Ideas to maintain thresholds across thousands of devices and even more instances.

Userlevel 4
Badge +9

I have an ask to standardize some thresholds based on device type. We break out folders out like so:

We then have roll up folders under each client for reporting/automation



The ask brought to myself and my team is to standardize thresholds based on techstack. The first one I was given is that all Firewalls should have status and X% for in/out on Interfaces.


My first idea was to script it and use our automation platform to run daily or every other day to check if a threshold is set, and if not, set it. The issue there is on the initial dry run, I am at over 11 hours and maybe 40% through. This script loops through each client ZZZ_Firewalls folder, gets the interfaces, then checks if a threshold is set. If not, it sets the base threshold. I figured I would break it in half A-N and M-Z and run both concurrently. But in testing M-Z, 1 client is taking almost 10 hours, and I have another of the same size in that block. I also have 1-3 clients of similar size in A-N.


Second idea was to create a dynamic group that encompasses all of the /Firewalls/ devices and set the threshold on that folder. But I was leery of that as we could end up with oddities on deepest folder wins.


We also cannot simply edit the datasource as this datasource applies to much more than just Firewalls. Any ideas would be appreciated.


Best answer by JJumpp 16 May 2023, 17:37

View original

6 replies

Userlevel 1
Badge +2

Hi Joe, 

Setting a threshold at a group folder level would really be ideal.  It eliminates the effect on other devices since you aren't setting it at the datasource, and gives you more control to set different thresholds for different customers if you need to adjust it down the line. 

It also makes it easier to manage the thresholds at group levels, than having to reach out and touch each device individually.  However, if the threshold is going to be set at the same value across all customers, then an additional dynamic group that covers all devices would be ideal.  You would end up with a single place/group to manage thresholds changes.  

LM users will often build out a separate group structure that is specifically to manage something like credentials or thresholds, so future management/manipulation is limited to that one tree, and therefore is less likely to conflict with another property value set somewhere else in the resource hierarchy.  
For your situation, you may have a top level group that is “Thresholds” and dynamic groups underneath for different device types, like “Switches” or “Firewalls” and all threshold manipulation is done there, but all the other groups are still used for things like RBAC, dashboard organization, etc.  
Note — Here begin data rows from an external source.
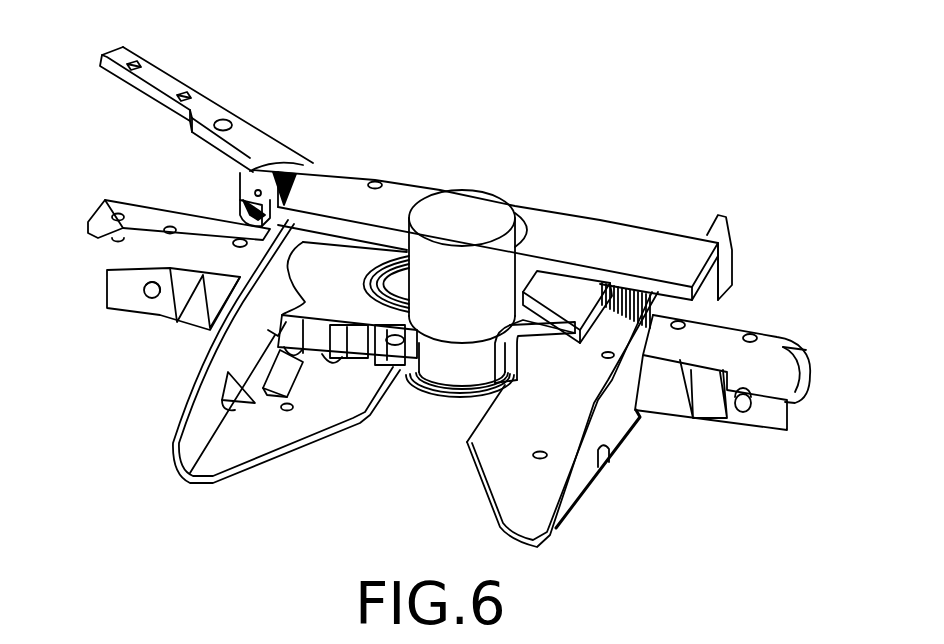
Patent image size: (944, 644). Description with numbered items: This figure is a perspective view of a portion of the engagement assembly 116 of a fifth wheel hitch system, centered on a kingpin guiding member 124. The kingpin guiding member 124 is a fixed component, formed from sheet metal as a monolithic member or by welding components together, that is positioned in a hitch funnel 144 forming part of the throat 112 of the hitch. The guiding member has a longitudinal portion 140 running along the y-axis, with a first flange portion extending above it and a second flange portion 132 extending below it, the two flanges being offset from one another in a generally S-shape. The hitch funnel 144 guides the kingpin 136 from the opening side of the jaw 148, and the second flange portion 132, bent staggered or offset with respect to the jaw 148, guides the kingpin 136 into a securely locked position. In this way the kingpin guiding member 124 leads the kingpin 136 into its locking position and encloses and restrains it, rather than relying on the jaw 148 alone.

The engagement assembly 116 is at (691, 95).
The throat 112 is at (364, 440).
The kingpin guiding member 124 is at (575, 291).
The second flange portion 132 is at (470, 410).
The kingpin 136 is at (440, 211).
The longitudinal portion 140 is at (517, 363).
The hitch funnel 144 is at (535, 340).
The jaw 148 is at (275, 330).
Do you think a strategy like this would work for you and your team?
If not, can you explain a little more about what kinds of thresholds you have deeper in your folder structure?

Userlevel 4
Badge +9

Part of the problem is we are an MSP and we fear the deepest folder controls the threshold.

Example Folder Layout

  • Clients/ACMECO/Chicago/Firewalls
  • Clients/ACMECO/ZZZ_Thresholds/Base Thresholds/Firewalls

We would need to have the folder deeper than the normal location tech stack group. Now I already have let's say 25k potential devices in our main portal. Those may already have thresholds set. So if we had a previous request for example for ACMECO to have a In/Out utilization of 60%. I then create that above folder and set it to 95%. We just overrode the threshold already established. And there isn’t a clean way of determining that.


Userlevel 1
Badge +2

I understand.  
Typically, the deepest folder would control the threshold, since that threshold would be “closer” to the device. I think of the threshold inheritance a little like group policies, where the last one that is applied is the one that takes effect, so the closest to the device( or deeper in the resource tree) is the winner. 

However, if a threshold is set somewhere in the clients tree (Clients/ACMECO/Chicago/Firewalls) and a more ‘global’ threshold set at a higher level group (Thresholds/Firewalls) then the one at the customer level will still win. 
If two groups that have thresholds configured and are at the same level of the device hierarchy, then the group that was created first wins.  This can be determined by lowest group id.

When looking at a specific device, you should also be able to see what threshold is applied to a datapoint and from where/what group on the alert tuning tab.

Is the goal to override anything set at deeper customer levels, or to make sure those deeper level threshold are maintained?

Userlevel 4
Badge +9

Ok we did some testing and the only issue we can see is the client can’t see the applied threshold at the instance level. As we can’t give them access to the global folder.

Userlevel 1
Badge +2

That sounds like an RBAC related quirk for sure.  
I think your best course of action for that would be to submit feedback to the product team through your portal.  Im sure this is something that other MSPs have encountered as well, since most would have a similar customer folder structure. 

Userlevel 7
Badge +17

Ok we did some testing and the only issue we can see is the client can’t see the applied threshold at the instance level. As we can’t give them access to the global folder.

If they can see the alert tuning tab on the instance, they should be able to see the effective threshold.